27 February 2023 | News
Panelists from the government and venture capital firms come together on a common platform
East Ventures, a pioneering sector-agnostic venture capital firm that has supported over 250 tech companies across Southeast Asia, recently launched the White paper: “Genomics: Leapfrogging into the Indonesian healthcare future”, a collaborative report with Indonesia’s Health Ministry and a global consulting company, RedSeer.
During the event, there was a panel discussion that pointed out on how the government and private sectors can collaborate to advance the Indonesian healthcare system.
"An important thing is to build the capacity for startups and accelerating things together with the government. We have been working closely with East Ventures since a long time ago.
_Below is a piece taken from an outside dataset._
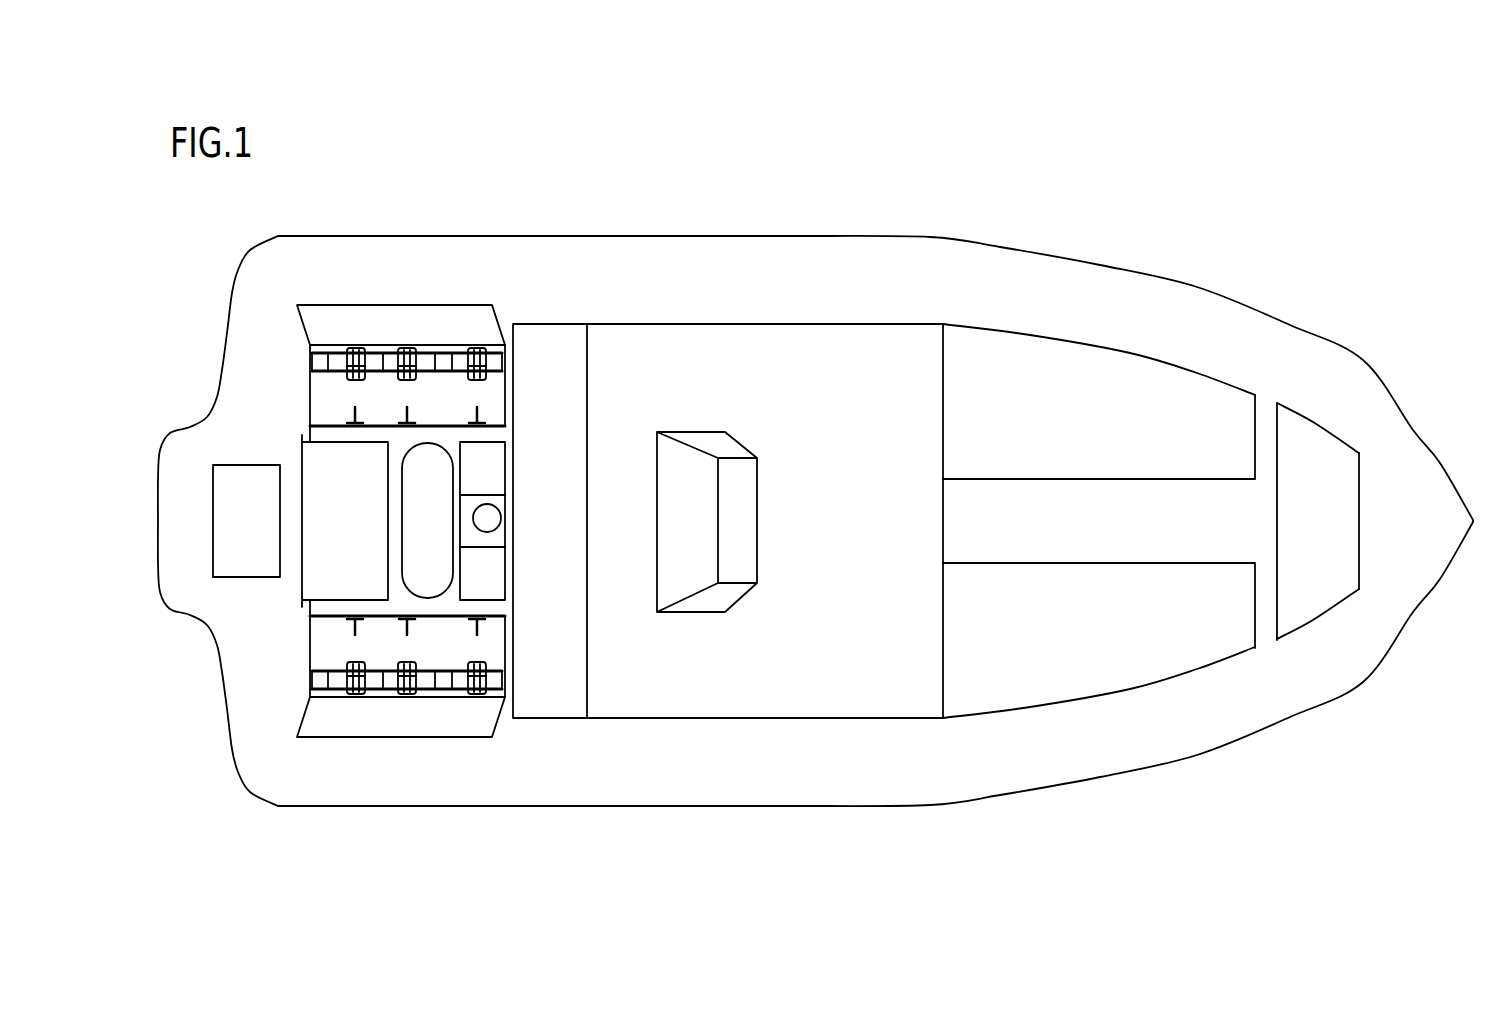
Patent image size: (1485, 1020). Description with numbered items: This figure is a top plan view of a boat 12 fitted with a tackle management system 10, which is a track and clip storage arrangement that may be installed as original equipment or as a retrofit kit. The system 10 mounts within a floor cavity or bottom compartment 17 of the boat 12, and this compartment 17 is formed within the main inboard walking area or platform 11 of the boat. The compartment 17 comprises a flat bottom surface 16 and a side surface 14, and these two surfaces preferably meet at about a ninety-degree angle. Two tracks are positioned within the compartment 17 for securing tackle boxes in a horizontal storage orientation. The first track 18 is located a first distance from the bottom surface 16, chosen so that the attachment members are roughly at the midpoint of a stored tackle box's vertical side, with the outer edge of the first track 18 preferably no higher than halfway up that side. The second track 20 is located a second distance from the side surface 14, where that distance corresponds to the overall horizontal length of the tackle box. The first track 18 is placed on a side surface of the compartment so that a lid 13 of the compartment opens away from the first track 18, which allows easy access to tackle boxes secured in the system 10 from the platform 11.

We started from Jakarta Smart City to grow the ecosystem, which startups need. From the government, we need collaborations with startups and other parties. The government’s task is to build the platform standardisation; startups can use this platform to build things such as registries systems and health information systems. With this initiative, we can leap forward faster than other countries", said Setiaji, Chief of Digital Transformation Office, Ministry of Health, The Republic of Indonesia.
Talking about the role that venture capitalists can play in strengthening the healthcare ecosystem of the country, Aldi Adrian Hartanto, Partner at ARISE & VP at MDI Ventures said, "We, as venture capitalists, need to be able to move all the pieces of the puzzle. At the moment, there are a lot of puzzles from the government’s side, the private sector, the pharmaceutical side, healthcare providers, and insurance."
Echoing this thought, Roderick Purwana, Managing Partner at East Ventures said, "One of the biggest gaps in healthcare today is funding. As venture capitalists, one of our main roles is to provide capital and funding. Solving the issue and advancing healthcare is a multi-stakeholder issue. When we look at the statistics on how venture capitalists already make much funding for healthcare and healthcare-related companies, the number is very low. So, it’s not only about providing the funding but also about leading people to come in and fund the sector."
"We know that Indonesia’s healthcare is still in the early stages. There will be challenges, of course, but through the collaborations between the government, the startups, and venture capitalists, we hope to leapfrog Indonesia to better healthcare quality", concluded Ririn Ramadhany, Special Strategy Delivery Team for the Minister of Health, Ministry of Health, The Republic of Indonesia.